You'll learn about the progression of 'race music' to 'pop music' to 'rock and roll' and then to 'rock.'
The chronology of "Black Diamond Queens" begins with a nice chapter about Big Mama Thornton. Mahon says that Thornton is a "bridge figure between the blues women of the 1920s and the rhythm and blues women of the rock and roll era."
There's an acknowledgment on a few pages in the book about Sister Rosetta Tharpe. I would also recommend Gayle E. Wald's book "Shout, Sister, Shout!: The Untold Story of Rock-and-Roll Trailblazer Sister Rosetta Tharpe" to learn more. Tharpe was another rockin' Black female original during the same time period as Thornton.
Mahon says that Big Mama Thornton's "arrangement of her 1953 hit single "Hound Dog" anticipates the sound of rock that departed from the horn-centered style of rhythm and blues…" Another Thornton song “Ball and Chain” is referenced.
We learn that 10 covers of the Thornton "Hound Dog" (she had the original version) preceded the version by Elvis Presley in 1956.
I did not know that 1953's "Bear Cat" by Memphis DJ Rufus Thomas was an answer to "Hound Dog" and the battling covers!
The author reveals in a few Thornton quotes that Elvis never gave Thornton anything for "Hound Dog." Thornton also says that Elvis refused to play with her when he got famous.

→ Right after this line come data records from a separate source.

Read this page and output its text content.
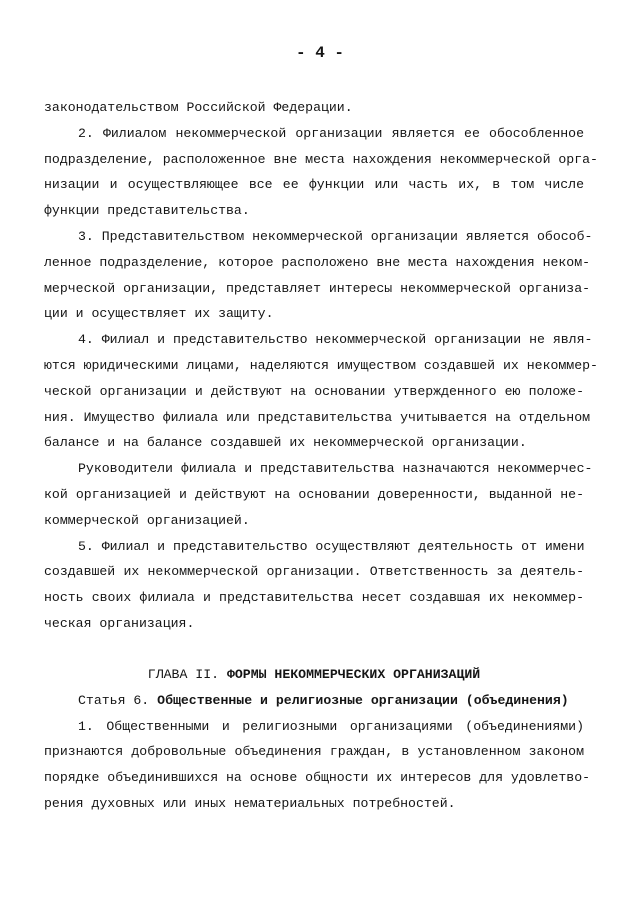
- 4 -
законодательством Российской Федерации.
2. Филиалом некоммерческой организации является ее обособленное
подразделение, расположенное вне места нахождения некоммерческой орга-
низации и осуществляющее все ее функции или часть их, в том числе
функции представительства.
3. Представительством некоммерческой организации является обособ-
ленное подразделение, которое расположено вне места нахождения неком-
мерческой организации, представляет интересы некоммерческой организа-
ции и осуществляет их защиту.
4. Филиал и представительство некоммерческой организации не явля-
ются юридическими лицами, наделяются имуществом создавшей их некоммер-
ческой организации и действуют на основании утвержденного ею положе-
ния. Имущество филиала или представительства учитывается на отдельном
балансе и на балансе создавшей их некоммерческой организации.
Руководители филиала и представительства назначаются некоммерчес-
кой организацией и действуют на основании доверенности, выданной не-
коммерческой организацией.
5. Филиал и представительство осуществляют деятельность от имени
создавшей их некоммерческой организации. Ответственность за деятель-
ность своих филиала и представительства несет создавшая их некоммер-
ческая организация.
ГЛАВА II. ФОРМЫ НЕКОММЕРЧЕСКИХ ОРГАНИЗАЦИЙ
Статья 6. Общественные и религиозные организации (объединения)
1. Общественными и религиозными организациями (объединениями)
признаются добровольные объединения граждан, в установленном законом
порядке объединившихся на основе общности их интересов для удовлетво-
рения духовных или иных нематериальных потребностей.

As the book moves along, Lavern Baker's story is detailed next.
By the time we enter the 1960's, although I was only 8 years old, I do remember hearing Passaic, New Jersey's the Shirelles, and many of their hits on the radio.

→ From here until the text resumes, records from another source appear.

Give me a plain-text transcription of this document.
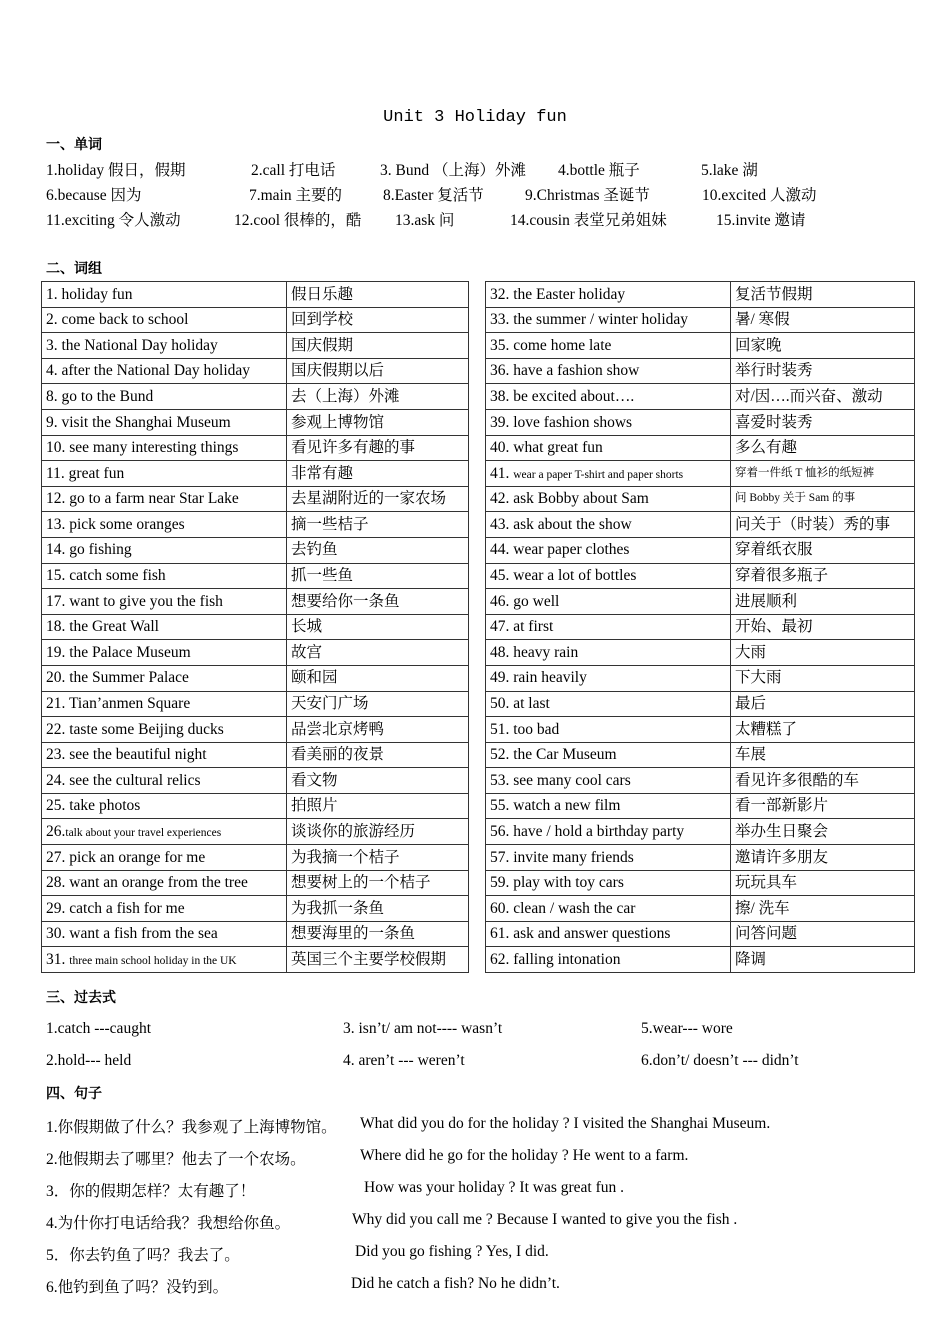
Unit 3 Holiday fun
一、单词
1.holiday 假日，假期	2.call 打电话	3. Bund （上海）外滩 4.bottle 瓶子	5.lake 湖
6.because 因为	7.main 主要的	8.Easter 复活节	9.Christmas 圣诞节	10.excited 人激动
11.exciting 令人激动	12.cool 很棒的，酷 13.ask 问	14.cousin 表堂兄弟姐妹	15.invite 邀请
二、词组
1. holiday fun	假日乐趣
2. come back to school	回到学校
3. the National Day holiday	国庆假期
4. after the National Day holiday	国庆假期以后
8. go to the Bund	去（上海）外滩
9. visit the Shanghai Museum	参观上博物馆
10. see many interesting things	看见许多有趣的事
11. great fun	非常有趣
12. go to a farm near Star Lake	去星湖附近的一家农场
13. pick some oranges	摘一些桔子
14. go fishing	去钓鱼
15. catch some fish	抓一些鱼
17. want to give you the fish	想要给你一条鱼
18. the Great Wall	长城
19. the Palace Museum	故宫
20. the Summer Palace	颐和园
21. Tian’anmen Square	天安门广场
22. taste some Beijing ducks	品尝北京烤鸭
23. see the beautiful night	看美丽的夜景
24. see the cultural relics	看文物
25. take photos	拍照片
26.talk about your travel experiences	谈谈你的旅游经历
27. pick an orange for me	为我摘一个桔子
28. want an orange from the tree	想要树上的一个桔子
29. catch a fish for me	为我抓一条鱼
30. want a fish from the sea	想要海里的一条鱼
31. three main school holiday in the UK	英国三个主要学校假期
32. the Easter holiday	复活节假期
33. the summer / winter holiday	暑/ 寒假
35. come home late	回家晚
36. have a fashion show	举行时装秀
38. be excited about….	对/因….而兴奋、激动
39. love fashion shows	喜爱时装秀
40. what great fun	多么有趣
41. wear a paper T-shirt and paper shorts	穿着一件纸 T 恤衫的纸短裤
42. ask Bobby about Sam	问 Bobby 关于 Sam 的事
43. ask about the show	问关于（时装）秀的事
44. wear paper clothes	穿着纸衣服
45. wear a lot of bottles	穿着很多瓶子
46. go well	进展顺利
47. at first	开始、最初
48. heavy rain	大雨
49. rain heavily	下大雨
50. at last	最后
51. too bad	太糟糕了
52. the Car Museum	车展
53. see many cool cars	看见许多很酷的车
55. watch a new film	看一部新影片
56. have / hold a birthday party	举办生日聚会
57. invite many friends	邀请许多朋友
59. play with toy cars	玩玩具车
60. clean / wash the car	擦/ 洗车
61. ask and answer questions	问答问题
62. falling intonation	降调
三、过去式
1.catch ---caught	3. isn’t/ am not---- wasn’t	5.wear--- wore
2.hold--- held	4. aren’t --- weren’t	6.don’t/ doesn’t --- didn’t
四、句子
1.你假期做了什么？我参观了上海博物馆。 What did you do for the holiday ? I visited the Shanghai Museum.
2.他假期去了哪里？他去了一个农场。	Where did he go for the holiday ? He went to a farm.
3．你的假期怎样？太有趣了！	How was your holiday ? It was great fun .
4.为什你打电话给我？我想给你鱼。	Why did you call me ? Because I wanted to give you the fish .
5．你去钓鱼了吗？我去了。	Did you go fishing ? Yes, I did.
6.他钓到鱼了吗？没钓到。	Did he catch a fish? No he didn’t.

The Shirelles were the first all-female vocal group to have a number one pop hit in the rock and roll era. Crossover appeal elevated this group into the mainstream.
I often wondered in the early 1970s why many of the rock and roll bands all toured with Black female background vocalists. There is a great picture of the English band Humble Pie in chapter four of the book: "Call and Response" with the Blackberries, an African American female vocal trio.
The Blackberries sang with Humble Pie on tour and on record. "Call and Response" is a great chapter.
Maureen Mahon has a thing about the Rolling Stones song "Brown Sugar." She goes into a lot of detail in chapter five: "Negotiating 'Brown Sugar.'" Earlier in the book she explains why she never liked the song.
"Negotiating Brown Sugar" expands on the implied sexuality and social messages Maureen feels were telegraphed by this song.
Chapter Six: "The Revolutionary Sisterhood of Labelle" is fascinating. We learn what Patti LaBelle really thought about the group's transformation from Patti LaBelle and the Bluebelles to Labelle.
There's much more in Black Diamond Queens including the important chapters on Betty Davis and Tina Turner. Clocking in at 282 pages, there's an additional 100 plus pages with end notes and an index.
What I like most about the book is the meticulous research and the fact based detail reflected in all of the stories. If you want to discover more about African American Women and rock and roll, this is your definitive resource.